(Reuters) – A coalition of cannabis firms, representing about 45% sales volume in California, on Tuesday started an effort to address credit issues that have plagued the state’s legal cannabis market.
Cannabis operators including Kiva Sales & Service, Lowell Farms, Nabis, Sunderstorm launched Financial Stability for California Cannabis (FSCC) and issued a public letter in support of Assembly Bill 766.
The bill, dubbed “The Cannabis Credit Protection Act”, seeks to establish regulatory safeguards around cannabis sales made on credit.
Most U.S. banks do not service cannabis companies as marijuana remains federally illegal, despite several states like California legalizing its medicinal and recreational use, leaving the industry largely cash-based and capital-limited.
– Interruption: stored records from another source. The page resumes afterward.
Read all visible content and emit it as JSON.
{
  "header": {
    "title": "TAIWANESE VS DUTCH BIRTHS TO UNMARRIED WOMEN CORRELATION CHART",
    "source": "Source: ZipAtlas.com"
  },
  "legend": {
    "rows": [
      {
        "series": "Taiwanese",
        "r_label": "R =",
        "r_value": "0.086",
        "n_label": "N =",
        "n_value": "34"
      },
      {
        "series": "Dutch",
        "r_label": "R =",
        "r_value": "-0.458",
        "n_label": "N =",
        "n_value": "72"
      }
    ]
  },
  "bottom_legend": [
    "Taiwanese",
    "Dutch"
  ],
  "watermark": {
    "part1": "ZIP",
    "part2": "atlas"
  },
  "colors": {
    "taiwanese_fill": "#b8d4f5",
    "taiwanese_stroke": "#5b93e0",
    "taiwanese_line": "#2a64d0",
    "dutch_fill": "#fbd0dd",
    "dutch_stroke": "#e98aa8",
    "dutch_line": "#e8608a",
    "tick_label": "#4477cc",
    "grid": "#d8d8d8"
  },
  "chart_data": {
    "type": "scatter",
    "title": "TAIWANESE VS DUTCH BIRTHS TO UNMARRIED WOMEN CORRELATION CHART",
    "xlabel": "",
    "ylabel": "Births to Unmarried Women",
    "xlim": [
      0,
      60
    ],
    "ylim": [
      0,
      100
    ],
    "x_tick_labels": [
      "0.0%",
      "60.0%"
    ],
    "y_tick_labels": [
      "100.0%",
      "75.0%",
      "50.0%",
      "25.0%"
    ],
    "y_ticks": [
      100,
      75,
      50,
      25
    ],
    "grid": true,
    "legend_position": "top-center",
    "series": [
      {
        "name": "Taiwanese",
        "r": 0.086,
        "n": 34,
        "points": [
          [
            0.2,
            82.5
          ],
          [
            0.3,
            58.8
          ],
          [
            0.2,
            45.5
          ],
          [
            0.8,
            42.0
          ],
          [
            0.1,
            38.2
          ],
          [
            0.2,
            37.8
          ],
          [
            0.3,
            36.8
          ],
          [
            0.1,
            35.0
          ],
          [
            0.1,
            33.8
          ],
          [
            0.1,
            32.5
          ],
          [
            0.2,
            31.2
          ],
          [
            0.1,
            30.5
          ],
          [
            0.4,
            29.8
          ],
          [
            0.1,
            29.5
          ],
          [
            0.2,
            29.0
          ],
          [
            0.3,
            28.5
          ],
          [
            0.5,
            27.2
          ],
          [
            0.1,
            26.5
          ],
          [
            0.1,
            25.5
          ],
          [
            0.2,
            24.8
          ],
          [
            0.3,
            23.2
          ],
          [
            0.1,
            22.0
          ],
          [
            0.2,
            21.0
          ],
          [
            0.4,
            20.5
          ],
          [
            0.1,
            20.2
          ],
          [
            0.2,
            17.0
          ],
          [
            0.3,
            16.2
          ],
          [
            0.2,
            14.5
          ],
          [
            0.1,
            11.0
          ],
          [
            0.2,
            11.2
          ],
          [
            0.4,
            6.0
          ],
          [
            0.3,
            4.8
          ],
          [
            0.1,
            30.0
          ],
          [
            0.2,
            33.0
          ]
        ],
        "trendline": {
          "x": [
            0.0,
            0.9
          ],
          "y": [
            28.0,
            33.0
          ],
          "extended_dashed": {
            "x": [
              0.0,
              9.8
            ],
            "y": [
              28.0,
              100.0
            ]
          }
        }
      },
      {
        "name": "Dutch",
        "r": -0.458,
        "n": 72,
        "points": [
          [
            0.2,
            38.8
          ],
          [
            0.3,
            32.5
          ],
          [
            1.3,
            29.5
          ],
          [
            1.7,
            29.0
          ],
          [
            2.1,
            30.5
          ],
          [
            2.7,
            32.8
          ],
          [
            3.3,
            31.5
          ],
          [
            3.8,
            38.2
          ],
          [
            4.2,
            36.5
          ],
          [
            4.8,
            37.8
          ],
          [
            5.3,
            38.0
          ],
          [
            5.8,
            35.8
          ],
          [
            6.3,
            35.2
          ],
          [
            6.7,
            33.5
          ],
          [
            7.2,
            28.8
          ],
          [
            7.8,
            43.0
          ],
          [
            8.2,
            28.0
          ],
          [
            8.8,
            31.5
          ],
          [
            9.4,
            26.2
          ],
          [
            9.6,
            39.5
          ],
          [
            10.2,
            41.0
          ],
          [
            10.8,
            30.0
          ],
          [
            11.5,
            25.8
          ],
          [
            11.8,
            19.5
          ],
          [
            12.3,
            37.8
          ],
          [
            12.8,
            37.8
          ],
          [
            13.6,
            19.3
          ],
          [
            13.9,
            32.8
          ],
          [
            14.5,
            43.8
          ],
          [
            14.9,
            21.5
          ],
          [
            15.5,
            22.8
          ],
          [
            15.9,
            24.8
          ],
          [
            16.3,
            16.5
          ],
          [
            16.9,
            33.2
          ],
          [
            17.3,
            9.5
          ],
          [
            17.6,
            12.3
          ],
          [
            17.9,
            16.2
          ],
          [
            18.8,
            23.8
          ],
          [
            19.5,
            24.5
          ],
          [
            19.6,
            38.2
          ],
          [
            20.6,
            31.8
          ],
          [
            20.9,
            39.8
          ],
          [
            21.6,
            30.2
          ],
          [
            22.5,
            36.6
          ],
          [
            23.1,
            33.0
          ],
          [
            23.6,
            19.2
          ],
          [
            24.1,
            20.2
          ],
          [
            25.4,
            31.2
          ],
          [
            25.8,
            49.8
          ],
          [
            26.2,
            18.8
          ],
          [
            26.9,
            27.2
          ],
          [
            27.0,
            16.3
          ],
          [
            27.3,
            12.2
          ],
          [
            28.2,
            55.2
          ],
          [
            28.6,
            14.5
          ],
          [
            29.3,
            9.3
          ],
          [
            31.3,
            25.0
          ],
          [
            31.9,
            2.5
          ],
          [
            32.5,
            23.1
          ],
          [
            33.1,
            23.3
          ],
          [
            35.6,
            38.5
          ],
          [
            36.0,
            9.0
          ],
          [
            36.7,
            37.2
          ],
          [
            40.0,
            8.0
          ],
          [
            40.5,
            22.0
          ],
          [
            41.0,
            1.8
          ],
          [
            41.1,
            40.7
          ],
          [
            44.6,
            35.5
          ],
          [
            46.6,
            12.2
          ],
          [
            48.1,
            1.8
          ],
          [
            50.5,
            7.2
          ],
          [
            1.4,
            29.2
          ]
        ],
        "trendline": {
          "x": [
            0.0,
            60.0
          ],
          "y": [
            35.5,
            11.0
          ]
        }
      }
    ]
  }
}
“Collections and outstanding debt related to unpaid invoices are key challenges facing cannabis operators of all types across the state, from cultivators to manufacturers, vertical brands to wholesalers, and everyone in between,” said Vince Ning, co-founder and co-CEO of Nabis, California’s largest wholesale platform.
The lack of capital means that the cannabis sales across the supply chain are largely made on credit terms with license holders agreeing to pay for goods and services at a specified later date.
The bill, expected to be heard in California’s Assembly Appropriations Committee on May 18, will establish maximum credit terms that cannabis licensees can sell on, and grant the Department of Cannabis Control oversight powers to ensure businesses pay for goods and services in a timely manner.